Les Turcs ont offert leurs services pour faciliter des discussions entre Européens et Iraniens (1) et ont joué les intermédiaires entre Israël et la Syrie (2). Contrairement à l'Iran - qui cherche à renverser les rapports de force en sa faveur - ou à l'administration de George W. Bush qui voulait rebattre toutes les cartes -, ils veulent préserver les équilibres de la région.
Cette montée en puissance de la diplomatie turque a été rendue possible par deux évolutions parallèles. D'une part, sur le plan géopolitique, un vide régional s'est créé après l'invasion de l'Irak et l'échec du projet américain de Nouveau Moyen-Orient.
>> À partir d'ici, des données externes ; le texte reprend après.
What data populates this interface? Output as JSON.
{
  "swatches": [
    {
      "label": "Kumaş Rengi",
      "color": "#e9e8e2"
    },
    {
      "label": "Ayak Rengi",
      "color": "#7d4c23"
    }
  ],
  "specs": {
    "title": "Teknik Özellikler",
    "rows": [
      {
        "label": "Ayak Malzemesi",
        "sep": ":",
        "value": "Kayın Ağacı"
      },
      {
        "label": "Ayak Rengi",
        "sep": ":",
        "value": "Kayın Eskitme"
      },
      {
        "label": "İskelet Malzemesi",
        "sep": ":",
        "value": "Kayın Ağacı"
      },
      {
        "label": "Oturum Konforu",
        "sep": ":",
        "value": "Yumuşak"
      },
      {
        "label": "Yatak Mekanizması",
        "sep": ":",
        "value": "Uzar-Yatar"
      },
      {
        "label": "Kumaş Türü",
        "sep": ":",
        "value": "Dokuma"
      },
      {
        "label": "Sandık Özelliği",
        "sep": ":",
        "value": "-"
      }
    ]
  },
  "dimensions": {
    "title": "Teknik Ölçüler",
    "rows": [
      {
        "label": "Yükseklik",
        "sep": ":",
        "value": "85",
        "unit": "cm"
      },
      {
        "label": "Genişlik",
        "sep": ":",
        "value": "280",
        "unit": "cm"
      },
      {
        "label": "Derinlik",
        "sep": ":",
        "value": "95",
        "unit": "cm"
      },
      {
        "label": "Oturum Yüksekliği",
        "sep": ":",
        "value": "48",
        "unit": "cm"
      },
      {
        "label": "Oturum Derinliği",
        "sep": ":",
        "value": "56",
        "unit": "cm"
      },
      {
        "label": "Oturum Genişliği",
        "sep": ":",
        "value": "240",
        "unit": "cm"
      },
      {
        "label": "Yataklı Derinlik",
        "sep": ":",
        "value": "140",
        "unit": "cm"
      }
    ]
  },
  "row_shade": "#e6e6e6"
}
Les Russes n'ont pas pu se constituer en alternative, tandis que les Européens restent à la remorque des États-Unis. Quant aux Arabes, ils ne sont pas en mesure d'imposer un processus de paix à Israël qui persévère dans ses visées expansionnistes (nouvelles colonies de peuplement dans les territoires occupés, à Jérusalem, etc.) et sont divisés sur le dossier iranien. D'autre part, sur le plan interne, la Turquie est en train de parachever une révolution en douceur qui l'a poussée à rompre avec l'isolationnisme légué par Mustapha Kemal Atatürk (3).
S. R. - La Turquie a-t-elle les moyens de ses ambitions ?
M. N. - Les composantes de la puissance turque sont nombreuses. La Turquie est d'abord une puissance géopolitique de par sa position géographique, à cheval sur plusieurs sous-systèmes régionaux, qui l'oblige à développer une diplomatie multidirectionnelle (4). C'est le seul pays du monde islamique à avoir placé la religion sous le contrôle de l'État. Cette réforme fondamentale mise en place par Atatürk trouve son origine dans le système administratif des millets (5) en vigueur sous l'Empire ottoman. L'AKP (6) est en train de parachever la démocratisation (7) du pays qui, en la matière, fait figure de modèle dans la région. Autre facteur : la Turquie dispose d'une structure sociale cohérente et dynamique - un atout dont sont dépourvus aussi bien l'Égypte que le Pakistan, ses concurrents potentiels en termes géostratégiques (8). De plus, son économie est restée relativement à l'abri de la récente crise internationale et continue de croître à un rythme soutenu. C'est aussi une puissance militaire capable d'opérer hors de ses frontières, comme l'ont montré les récentes missions au Liban et en Afghanistan (9). Enfin et surtout, elle a la volonté politique de devenir une force d'équilibre et de stabilité au Moyen-Orient.